Personally (and I’m not sure and haven’t even started), I really liked owning and helping others own their digital assets online. So, I have been meaning to, or would really like to, start an Internet Business (registrar, hosting, email, forms, etc.). Thus, an entity that can live on after me, that does business while owning the current Internet Assets that I own now.


👤 imclaren
I suggest saving the files as text/markdown and sending them to your children as an email zip file. You could also print a book and give copies to your children and grandchildren.

“Only wimps use tape backup. REAL men just upload their important stuff on ftp and let the rest of the world mirror it.” - Linus Torvalds

When we go, our children will throw almost everything away. And this is ok.

Information regularly moves storage devices or dies. If your work is not already published / disseminated by the public then it will disappear.

And this is ok.


👤 Apreche
The best way to preserve something is not with technology or any particular storage medium.

The only way to ensure something is preserved is for there to be living humans who care about the thing enough to put forth the effort to preserve it.

Information that is stored in very fragile old formats is well preserved because there are living humans who are putting forth the effort. Information that nobody cares about, but is stored very securely, will be culled eventually as even libraries and archives have limited capacity.

If you want your personal website to be preserved, the best thing you can do is make it so good that your children, or someone else, cares about it enough to keep it.


👤 josefritzishere
This is the best HN questionn a long time. Great thought exercise.

👤 Minor49er
If it's for your children, why does it need to exist digitally for 100 years and not, say, 20?
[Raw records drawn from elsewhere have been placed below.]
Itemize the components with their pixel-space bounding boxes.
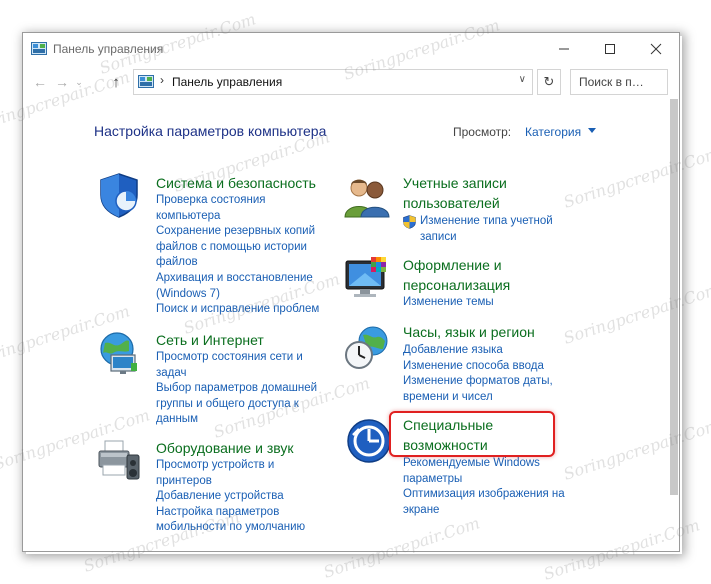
chevron-down-icon[interactable]: ∨ <box>519 74 526 85</box>
category-title-appearance-cont[interactable]: персонализация <box>403 275 510 295</box>
category-title-appearance[interactable]: Оформление и <box>403 255 502 275</box>
link-add-language[interactable]: Добавление языка <box>403 343 503 359</box>
red-highlight-box <box>389 411 555 457</box>
link-network-status[interactable]: Просмотр состояния сети и <box>156 350 303 366</box>
refresh-button[interactable]: ↻ <box>537 69 561 95</box>
link-change-input[interactable]: Изменение способа ввода <box>403 359 544 375</box>
window-title: Панель управления <box>53 42 164 56</box>
shield-icon[interactable] <box>95 171 143 219</box>
back-button[interactable]: ← <box>31 72 49 92</box>
link-devices-printers-cont[interactable]: принтеров <box>156 474 212 490</box>
up-button[interactable]: ↑ <box>107 72 125 92</box>
category-title-hardware[interactable]: Оборудование и звук <box>156 438 294 458</box>
link-change-formats[interactable]: Изменение форматов даты, <box>403 374 553 390</box>
arrow-right-icon: → <box>55 74 69 90</box>
arrow-up-icon: ↑ <box>112 73 120 91</box>
refresh-icon: ↻ <box>543 74 555 89</box>
caret-down-icon[interactable] <box>588 128 596 133</box>
link-check-status-cont[interactable]: компьютера <box>156 209 220 225</box>
link-change-account-type-cont[interactable]: записи <box>420 230 457 246</box>
link-file-history[interactable]: Сохранение резервных копий <box>156 224 315 240</box>
link-optimize-display[interactable]: Оптимизация изображения на <box>403 487 565 503</box>
link-file-history-cont[interactable]: файлов с помощью истории <box>156 240 307 256</box>
page-title: Настройка параметров компьютера <box>94 123 327 139</box>
network-globe-icon[interactable] <box>95 329 143 377</box>
link-recommended-settings-cont[interactable]: параметры <box>403 472 462 488</box>
users-icon[interactable] <box>343 173 391 221</box>
link-mobility-settings[interactable]: Настройка параметров <box>156 505 279 521</box>
search-input[interactable]: Поиск в п… <box>570 69 668 95</box>
arrow-left-icon: ← <box>33 74 47 90</box>
close-button[interactable] <box>633 33 679 65</box>
control-panel-window: Панель управления ← → ⌄ ↑ › Панель управ… <box>22 32 680 552</box>
link-backup-restore-cont[interactable]: (Windows 7) <box>156 287 220 303</box>
category-title-accounts-cont[interactable]: пользователей <box>403 193 500 213</box>
control-panel-icon <box>31 42 47 55</box>
link-mobility-settings-cont[interactable]: мобильности по умолчанию <box>156 520 305 536</box>
link-add-device[interactable]: Добавление устройства <box>156 489 284 505</box>
scrollbar-thumb[interactable] <box>670 99 678 495</box>
link-optimize-display-cont[interactable]: экране <box>403 503 439 519</box>
close-icon <box>650 43 662 55</box>
breadcrumb-item[interactable]: Панель управления <box>172 75 282 89</box>
maximize-icon <box>605 44 615 54</box>
link-change-theme[interactable]: Изменение темы <box>403 295 494 311</box>
link-network-status-cont[interactable]: задач <box>156 366 187 382</box>
monitor-palette-icon[interactable] <box>343 255 391 303</box>
printer-icon[interactable] <box>95 437 143 485</box>
breadcrumb-separator: › <box>160 73 164 87</box>
control-panel-icon <box>138 75 154 88</box>
link-change-account-type[interactable]: Изменение типа учетной <box>420 214 553 230</box>
category-title-security[interactable]: Система и безопасность <box>156 173 316 193</box>
category-title-network[interactable]: Сеть и Интернет <box>156 330 264 350</box>
search-placeholder: Поиск в п… <box>579 75 644 89</box>
category-title-accounts[interactable]: Учетные записи <box>403 173 507 193</box>
link-devices-printers[interactable]: Просмотр устройств и <box>156 458 274 474</box>
maximize-button[interactable] <box>587 33 633 65</box>
link-check-status[interactable]: Проверка состояния <box>156 193 266 209</box>
forward-button[interactable]: → <box>53 72 71 92</box>
clock-globe-icon[interactable] <box>343 323 391 371</box>
link-backup-restore[interactable]: Архивация и восстановление <box>156 271 313 287</box>
recent-pages-button[interactable]: ⌄ <box>73 72 85 92</box>
view-mode-dropdown[interactable]: Категория <box>525 125 581 139</box>
chevron-down-icon: ⌄ <box>75 76 83 87</box>
link-change-formats-cont[interactable]: времени и чисел <box>403 390 493 406</box>
link-homegroup-cont2[interactable]: данным <box>156 412 198 428</box>
ease-of-access-icon[interactable] <box>345 417 393 465</box>
link-homegroup[interactable]: Выбор параметров домашней <box>156 381 317 397</box>
minimize-button[interactable] <box>541 33 587 65</box>
category-title-clock[interactable]: Часы, язык и регион <box>403 322 535 342</box>
address-row: ← → ⌄ ↑ › Панель управления ∨ ↻ Поиск в … <box>23 69 679 95</box>
address-bar[interactable]: › Панель управления ∨ <box>133 69 533 95</box>
uac-shield-icon <box>403 215 416 229</box>
view-label: Просмотр: <box>453 125 512 139</box>
link-troubleshoot[interactable]: Поиск и исправление проблем <box>156 302 319 318</box>
link-recommended-settings[interactable]: Рекомендуемые Windows <box>403 456 540 472</box>
link-homegroup-cont[interactable]: группы и общего доступа к <box>156 397 299 413</box>
minimize-icon <box>559 48 569 50</box>
link-file-history-cont2[interactable]: файлов <box>156 255 198 271</box>
title-bar[interactable]: Панель управления <box>23 33 679 65</box>
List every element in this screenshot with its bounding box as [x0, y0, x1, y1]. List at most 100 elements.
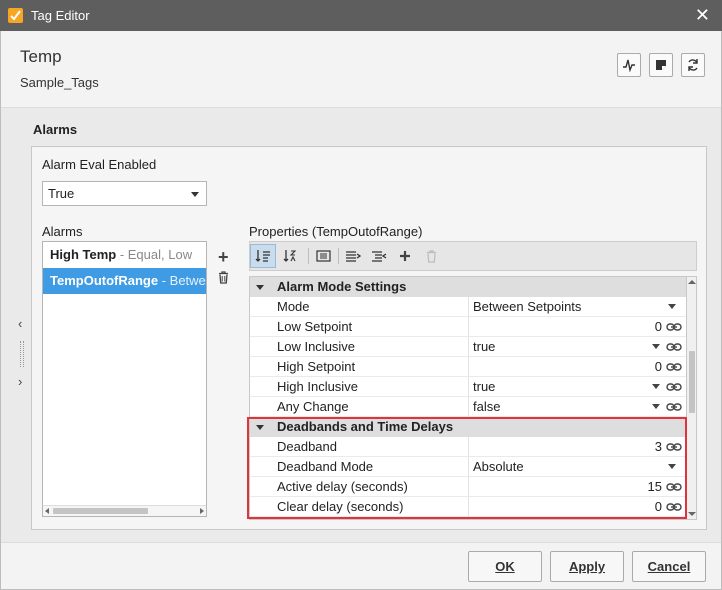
property-name: Active delay (seconds)	[250, 477, 469, 496]
scroll-thumb[interactable]	[689, 351, 695, 413]
property-value: true	[473, 379, 496, 394]
property-row-deadband[interactable]: Deadband 3	[250, 437, 686, 457]
any-change-select[interactable]: false	[469, 397, 686, 416]
link-icon[interactable]	[666, 382, 682, 392]
property-row-active-delay[interactable]: Active delay (seconds) 15	[250, 477, 686, 497]
alarm-eval-select[interactable]: True	[42, 181, 207, 206]
property-row-mode[interactable]: Mode Between Setpoints	[250, 297, 686, 317]
link-icon[interactable]	[666, 402, 682, 412]
note-icon	[656, 60, 666, 70]
trash-icon	[426, 249, 436, 263]
sort-az-icon	[283, 250, 297, 262]
alarms-list-label: Alarms	[42, 224, 83, 239]
property-pages-button[interactable]	[310, 244, 336, 268]
category-alarm-mode-settings[interactable]: Alarm Mode Settings	[250, 277, 686, 297]
property-value: 0	[654, 499, 662, 514]
category-deadbands-and-time-delays[interactable]: Deadbands and Time Delays	[250, 417, 686, 437]
chevron-down-icon	[191, 192, 199, 197]
link-icon[interactable]	[666, 362, 682, 372]
chevron-down-icon[interactable]	[668, 464, 676, 469]
alarm-desc: - Betwee	[161, 273, 206, 288]
tag-name: Temp	[20, 47, 62, 66]
low-setpoint-field[interactable]: 0	[469, 317, 686, 336]
header: Temp Sample_Tags	[1, 31, 721, 107]
property-name: High Setpoint	[250, 357, 469, 376]
property-name: Deadband Mode	[250, 457, 469, 476]
apply-button[interactable]: Apply	[550, 551, 624, 582]
collapse-icon[interactable]	[256, 425, 264, 430]
expand-right-icon[interactable]: ›	[18, 374, 22, 389]
horizontal-scrollbar[interactable]	[43, 505, 206, 516]
deadband-mode-select[interactable]: Absolute	[469, 457, 686, 476]
section-title: Alarms	[33, 122, 78, 137]
scroll-up-icon[interactable]	[688, 280, 696, 284]
app-logo-icon	[8, 8, 23, 23]
collapse-all-button[interactable]	[366, 244, 392, 268]
alarm-desc: - Equal, Low	[116, 247, 193, 262]
link-icon[interactable]	[666, 322, 682, 332]
properties-label: Properties (TempOutofRange)	[249, 224, 423, 239]
sort-alphabetical-button[interactable]	[278, 244, 304, 268]
add-property-button[interactable]	[392, 244, 418, 268]
remove-property-button[interactable]	[418, 244, 444, 268]
sort-categorized-button[interactable]	[250, 244, 276, 268]
property-name: Clear delay (seconds)	[250, 497, 469, 516]
ok-button[interactable]: OK	[468, 551, 542, 582]
notes-button[interactable]	[649, 53, 673, 77]
alarm-item-tempoutofrange[interactable]: TempOutofRange - Betwee	[43, 268, 206, 294]
link-icon[interactable]	[666, 442, 682, 452]
link-icon[interactable]	[666, 342, 682, 352]
property-value: false	[473, 399, 501, 414]
title-bar: Tag Editor ✕	[0, 0, 722, 31]
collapse-left-icon[interactable]: ‹	[18, 316, 22, 331]
property-row-low-inclusive[interactable]: Low Inclusive true	[250, 337, 686, 357]
refresh-icon	[688, 59, 698, 71]
chevron-down-icon[interactable]	[652, 384, 660, 389]
high-setpoint-field[interactable]: 0	[469, 357, 686, 376]
property-value: true	[473, 339, 496, 354]
cancel-button[interactable]: Cancel	[632, 551, 706, 582]
low-inclusive-select[interactable]: true	[469, 337, 686, 356]
scroll-down-icon[interactable]	[688, 512, 696, 516]
high-inclusive-select[interactable]: true	[469, 377, 686, 396]
property-name: Mode	[250, 297, 469, 316]
expand-all-button[interactable]	[340, 244, 366, 268]
property-row-any-change[interactable]: Any Change false	[250, 397, 686, 417]
property-row-high-setpoint[interactable]: High Setpoint 0	[250, 357, 686, 377]
property-row-deadband-mode[interactable]: Deadband Mode Absolute	[250, 457, 686, 477]
property-row-clear-delay[interactable]: Clear delay (seconds) 0	[250, 497, 686, 517]
scroll-thumb[interactable]	[53, 508, 148, 514]
alarms-panel: Alarm Eval Enabled True Alarms High Temp…	[31, 146, 707, 530]
tag-provider: Sample_Tags	[20, 75, 99, 90]
alarm-eval-label: Alarm Eval Enabled	[42, 157, 157, 172]
property-row-high-inclusive[interactable]: High Inclusive true	[250, 377, 686, 397]
link-icon[interactable]	[666, 502, 682, 512]
toolbar-divider	[308, 248, 309, 264]
mode-select[interactable]: Between Setpoints	[469, 297, 686, 316]
property-name: Any Change	[250, 397, 469, 416]
property-row-low-setpoint[interactable]: Low Setpoint 0	[250, 317, 686, 337]
refresh-button[interactable]	[681, 53, 705, 77]
delete-alarm-button[interactable]	[218, 271, 229, 287]
diagnostics-button[interactable]	[617, 53, 641, 77]
property-name: Deadband	[250, 437, 469, 456]
clear-delay-field[interactable]: 0	[469, 497, 686, 516]
window-title: Tag Editor	[31, 8, 90, 23]
link-icon[interactable]	[666, 482, 682, 492]
chevron-down-icon[interactable]	[652, 404, 660, 409]
property-value: Between Setpoints	[473, 299, 582, 314]
chevron-down-icon[interactable]	[668, 304, 676, 309]
alarm-item-high-temp[interactable]: High Temp - Equal, Low	[43, 242, 206, 268]
vertical-scrollbar[interactable]	[687, 276, 697, 520]
deadband-field[interactable]: 3	[469, 437, 686, 456]
footer: OK Apply Cancel	[1, 542, 721, 589]
collapse-icon[interactable]	[256, 285, 264, 290]
scroll-left-icon[interactable]	[45, 508, 49, 514]
scroll-right-icon[interactable]	[200, 508, 204, 514]
splitter-grip[interactable]	[20, 341, 24, 367]
property-value: Absolute	[473, 459, 524, 474]
chevron-down-icon[interactable]	[652, 344, 660, 349]
add-alarm-button[interactable]: +	[218, 247, 229, 268]
close-icon[interactable]: ✕	[695, 5, 710, 25]
active-delay-field[interactable]: 15	[469, 477, 686, 496]
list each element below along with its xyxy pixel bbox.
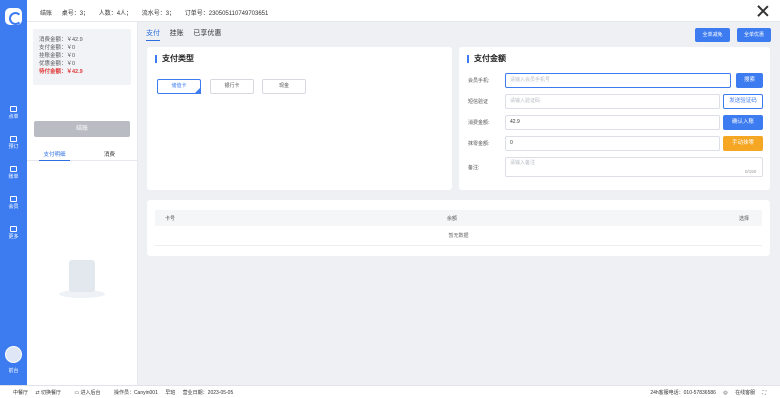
payment-tabs: 支付 挂账 已享优惠	[146, 28, 229, 41]
pay-option-stored-card[interactable]: 储值卡	[157, 79, 201, 94]
sidebar-item-label: 点单	[8, 114, 19, 120]
document-icon	[69, 260, 95, 292]
tab-pay[interactable]: 支付	[146, 28, 160, 41]
sidebar-item-label: 会员	[8, 204, 19, 210]
pay-option-bank-card[interactable]: 银行卡	[210, 79, 254, 94]
code-label: 短信验证	[468, 99, 489, 105]
consume-input[interactable]: 42.9	[505, 115, 720, 130]
paid-amount: 支付金额：￥0	[39, 45, 76, 51]
consume-amount: 消费金额：￥42.9	[39, 37, 83, 43]
switch-restaurant-link[interactable]: ⇄ 切换餐厅	[35, 390, 67, 396]
summary-tabs: 支付明细 消费	[27, 148, 138, 161]
wipe-input[interactable]: 0	[505, 136, 720, 151]
calendar-icon	[10, 136, 17, 142]
online-service-label: 在线客服	[735, 390, 756, 396]
chart-icon	[10, 166, 17, 172]
phone-row: 会员手机: 请输入会员手机号	[468, 73, 768, 88]
empty-illustration	[59, 260, 105, 302]
sidebar-item-bill[interactable]: 账单	[0, 166, 27, 180]
app: 点单 预订 账单 会员 更多 前台 结账 桌号：3； 人数：4人； 流水号：3；…	[0, 0, 780, 398]
pay-amount-title: 支付金额	[467, 55, 506, 63]
summary-panel: 消费金额：￥42.9 支付金额：￥0 挂账金额：￥0 优惠金额：￥0 待付金额：…	[27, 22, 138, 385]
manual-wipe-button[interactable]: 手动抹零	[723, 136, 763, 151]
remark-input[interactable]: 请输入备注	[505, 157, 763, 177]
user-name: 前台	[8, 368, 19, 374]
phone-label: 会员手机:	[468, 78, 490, 84]
status-right: 24h客服电话：010-57836586 ◎ 在线客服 ⛶	[644, 389, 766, 396]
remark-row: 备注: 请输入备注	[468, 157, 768, 177]
top-bar: 结账 桌号：3； 人数：4人； 流水号：3； 订单号：2305051107497…	[27, 0, 780, 22]
amount-summary: 消费金额：￥42.9 支付金额：￥0 挂账金额：￥0 优惠金额：￥0 待付金额：…	[33, 29, 131, 85]
whole-discount-button[interactable]: 全单减免	[695, 28, 730, 42]
business-date: 营业日期：2023-05-05	[182, 390, 234, 396]
fullscreen-icon[interactable]: ⛶	[762, 390, 766, 396]
sidebar-item-reserve[interactable]: 预订	[0, 136, 27, 150]
wipe-label: 抹零金额:	[468, 141, 490, 147]
sidebar: 点单 预订 账单 会员 更多 前台	[0, 0, 27, 385]
settle-label: 结账	[40, 11, 53, 17]
tab-consume[interactable]: 消费	[82, 150, 137, 158]
backend-label: 进入后台	[80, 390, 101, 396]
sidebar-item-member[interactable]: 会员	[0, 196, 27, 210]
app-logo-icon	[5, 8, 22, 25]
send-code-button[interactable]: 发送验证码	[723, 94, 763, 109]
home-icon	[10, 106, 17, 112]
remark-label: 备注:	[468, 165, 480, 171]
close-icon[interactable]	[756, 4, 770, 18]
due-amount: 待付金额：￥42.9	[39, 69, 83, 75]
sidebar-item-label: 更多	[8, 234, 19, 240]
tab-discounts[interactable]: 已享优惠	[193, 28, 221, 38]
sidebar-item-label: 预订	[8, 144, 19, 150]
remark-counter: 0/150	[745, 169, 757, 174]
tab-charge[interactable]: 挂账	[170, 28, 184, 38]
status-bar: 中餐厅 ⇄ 切换餐厅 ▭ 进入后台 操作员：Canyin001 早班 营业日期：…	[0, 385, 780, 398]
code-input[interactable]: 请输入验证码	[505, 94, 720, 109]
tab-payment-detail[interactable]: 支付明细	[27, 150, 82, 161]
table-number: 桌号：3；	[61, 11, 90, 17]
grid-icon	[10, 226, 17, 232]
pay-option-cash[interactable]: 现金	[262, 79, 306, 94]
pay-type-card: 支付类型	[147, 47, 452, 190]
sidebar-item-label: 账单	[8, 174, 19, 180]
member-icon	[10, 196, 17, 202]
whole-promo-button[interactable]: 全单优惠	[737, 28, 771, 42]
operator: 操作员：Canyin001	[113, 390, 158, 396]
guest-count: 人数：4人；	[98, 11, 133, 17]
sidebar-item-order[interactable]: 点单	[0, 106, 27, 120]
search-button[interactable]: 搜索	[736, 73, 763, 88]
consume-label: 消费金额:	[468, 120, 490, 126]
column-select: 选择	[739, 216, 750, 222]
table-header: 卡号 余额 选择	[155, 210, 762, 226]
pay-type-title: 支付类型	[155, 55, 194, 63]
phone-input[interactable]: 请输入会员手机号	[505, 73, 731, 88]
status-left: 中餐厅 ⇄ 切换餐厅 ▭ 进入后台 操作员：Canyin001 早班 营业日期：…	[13, 389, 239, 396]
discount-amount: 优惠金额：￥0	[39, 61, 76, 67]
column-balance: 余额	[447, 216, 458, 222]
switch-restaurant-label: 切换餐厅	[41, 390, 62, 396]
backend-link[interactable]: ▭ 进入后台	[74, 390, 106, 396]
online-service-link[interactable]: ◎ 在线客服	[723, 390, 755, 396]
sidebar-item-more[interactable]: 更多	[0, 226, 27, 240]
avatar[interactable]	[5, 346, 22, 363]
settle-button[interactable]: 结账	[34, 121, 130, 137]
restaurant-name: 中餐厅	[13, 390, 29, 396]
hotline: 24h客服电话：010-57836586	[650, 390, 716, 396]
shift: 早班	[165, 390, 176, 396]
card-table: 卡号 余额 选择 暂无数据	[147, 200, 770, 256]
column-card-no: 卡号	[165, 216, 176, 222]
serial-number: 流水号：3；	[141, 11, 176, 17]
table-empty-text: 暂无数据	[155, 226, 762, 246]
charged-amount: 挂账金额：￥0	[39, 53, 76, 59]
order-info: 结账 桌号：3； 人数：4人； 流水号：3； 订单号：2305051107497…	[40, 8, 276, 17]
order-number: 订单号：230505110749703651	[184, 11, 269, 17]
confirm-post-button[interactable]: 确认入账	[723, 115, 763, 130]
The solution is to print out your writing, put the pages in plastic sleeves, and clip them into binders. Keep the copies in filing cabinets in separate physical locations. It's a one-time cost that isn't subject to digital media issues. You can't accidentally delete the writing or lock yourself out of an account that stores the files like you can with a digital copy


👤 OutOfHere
Just deposit funds into your hosting account to cover it. You can host a complex site for $5 per month. Even accounting for inflation, at an average of $20 per month it's $24K. If you deposit these funds into say Linode, it will be used.

Do the same for the domain name registration. If you can't deposit from a card, you can deposit crypto into Namecheap. It will auto-renew in 10 year chunks.

Make sure that systemd and the web server do not fill the disk with logs, that the logs are set to auto truncate.

Beyond this, for the unforseen, you will need an AI to administer the server or to migrate. The AI could operate from the same node and have access to run commands on the system. The AI could also have access to news announcements of the hosting and AI providers, access to much cryptocurrency for payments, to a controllable headless web browser, using all of which it can migrate to an alternative provider.

Of course none of this is necessary in your specific case if you can just print copies.


👤 JakubDotPy
On GitHub as markdowns. They run their "arctic vault backup" from time to time. May be viable option.